Şüphesiz ki milletimiz bu seçimlerde en esaslı mesajını da iktidara verdi. Yıllardır ekonomide yaşadığımız çöküşü engelleyemeyen basiretsizliğe 'Artık yeter' dedi. Yıllardır yanlış politikalarda ısrar eden ciddiyetsizliğe 'Artık yeter' dedi. Yıllardır hak yiyen, hakka giren, hukuku çiğneyen adaletsizliğe 'Artık yeter' dedi. Milletimiz yıllardır ülkemizi makulde buluşturma fırsatını geri tepen Sayın Erdoğan'a 'Artık zorundasın' dedi. Halbuki biz kendisini defalarca uyarmıştık; milletin sesinden kaçma demiştik, milletin hakkına girme demiştik, milletin sabrını taşırma demiştik. Rahmetli Demirel'in sözlerini hatırlatıp, 'Tencere her iktidarı sallar' demiştik."
Akşener, seçim süreci boyunca gittiği her il ve ilçede emeklileri, öğretmenleri ve mülakat mağduru gençleri konuştuğunu ve her konuşmasında Cumhurbaşkanı Recep Tayyip Erdoğan'a çağrıda bulunduğunu belirterek, şöyle devam etti:

"Ama kendisi ısrarla, inatla ve türlü bahanelerle bu çağrılarımı geçiştirdi.
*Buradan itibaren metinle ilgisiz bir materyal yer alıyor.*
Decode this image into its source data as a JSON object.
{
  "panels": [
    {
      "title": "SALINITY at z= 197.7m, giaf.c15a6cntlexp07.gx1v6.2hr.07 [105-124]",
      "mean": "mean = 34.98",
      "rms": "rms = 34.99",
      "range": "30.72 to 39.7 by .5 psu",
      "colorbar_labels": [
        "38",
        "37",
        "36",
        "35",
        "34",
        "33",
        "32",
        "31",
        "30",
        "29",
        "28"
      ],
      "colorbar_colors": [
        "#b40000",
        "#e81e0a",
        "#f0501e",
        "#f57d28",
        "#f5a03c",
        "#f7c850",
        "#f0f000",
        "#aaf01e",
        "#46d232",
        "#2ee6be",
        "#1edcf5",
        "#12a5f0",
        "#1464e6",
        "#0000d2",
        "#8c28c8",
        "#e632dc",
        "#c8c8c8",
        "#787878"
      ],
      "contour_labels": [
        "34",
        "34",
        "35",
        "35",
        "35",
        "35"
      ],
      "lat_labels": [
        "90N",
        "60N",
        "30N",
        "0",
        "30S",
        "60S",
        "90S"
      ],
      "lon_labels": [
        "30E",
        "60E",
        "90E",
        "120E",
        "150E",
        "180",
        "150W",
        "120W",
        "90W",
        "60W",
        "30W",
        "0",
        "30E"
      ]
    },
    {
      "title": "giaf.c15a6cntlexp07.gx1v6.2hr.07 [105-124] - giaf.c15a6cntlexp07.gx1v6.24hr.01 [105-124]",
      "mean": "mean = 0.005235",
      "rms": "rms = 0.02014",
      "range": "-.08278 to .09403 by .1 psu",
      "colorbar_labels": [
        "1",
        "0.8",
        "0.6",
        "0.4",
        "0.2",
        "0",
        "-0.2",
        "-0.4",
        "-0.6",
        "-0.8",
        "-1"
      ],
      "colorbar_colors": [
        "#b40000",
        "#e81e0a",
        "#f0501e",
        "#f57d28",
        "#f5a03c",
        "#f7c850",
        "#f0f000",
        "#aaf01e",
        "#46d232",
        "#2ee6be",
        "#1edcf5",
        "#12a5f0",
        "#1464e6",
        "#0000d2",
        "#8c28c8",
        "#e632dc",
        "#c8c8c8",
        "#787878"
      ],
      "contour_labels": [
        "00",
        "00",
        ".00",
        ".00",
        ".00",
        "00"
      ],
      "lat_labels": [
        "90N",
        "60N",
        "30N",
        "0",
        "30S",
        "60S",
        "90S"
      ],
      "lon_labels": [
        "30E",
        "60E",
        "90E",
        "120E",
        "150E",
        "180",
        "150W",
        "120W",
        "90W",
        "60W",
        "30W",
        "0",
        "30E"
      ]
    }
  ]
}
Nitekim dün akşam milletin gerçekleri karşısında AK Parti'nin eriyen oylarıyla yüzleşti. Kendisi umarım ki artık çağrılarımızın arkasında sadece milletin sesi olduğunu anlamıştır. Umarım ki artık millete rağmen siyaset yapılamayacağını öğrenmiştir. Umarım ki artık tüm Türkiye'nin cumhurbaşkanı olması gerektiğini görmüştür. Umarım ki Sayın Erdoğan bu seçim sonucundan gereken dersi almıştır." 

"Öz eleştirilerimizi yapacağız"

Akşener, siyaset kurumu olarak sandıklardan çıkan mesajı duymanın herkesin görevi olduğunu kaydederek, şunları söyledi:

"Bu doğrultuda Türkiye Cumhuriyeti'nin demokratik bir devlet olma vasfı gereğince İYİ Parti olarak biz de üzerimize düşen sorumluluğu alacağız. Her zaman yaptığımız gibi seçim sonuçlarına ilişkin muhasebemizi ve öz eleştirilerimizi yapacağız. Bugüne kadar olduğu gibi bugünden sonra milletimizin bize vermiş olduğu mesaj ve bizim için çizdiği istikamet doğrultusunda gereken adımları atacağız. Nitekim tam da bu sebeple parti tüzüğümüzün genel başkan olarak bana verdiği yetki gereğince en kısa sürede olağanüstü seçimli kongremizi toplayacağız.

Milletimizin her bir ferdi şundan emin olsun ki, sandıkta açıkça ortaya konan iradeyle Türkiye için hak arayışında, huzur arayışında, refah arayışında İYİ Parti dün olduğu gibi bugün de milletin önünde veya arkasında değil, her zaman milletimizin yanı başında olacaktır."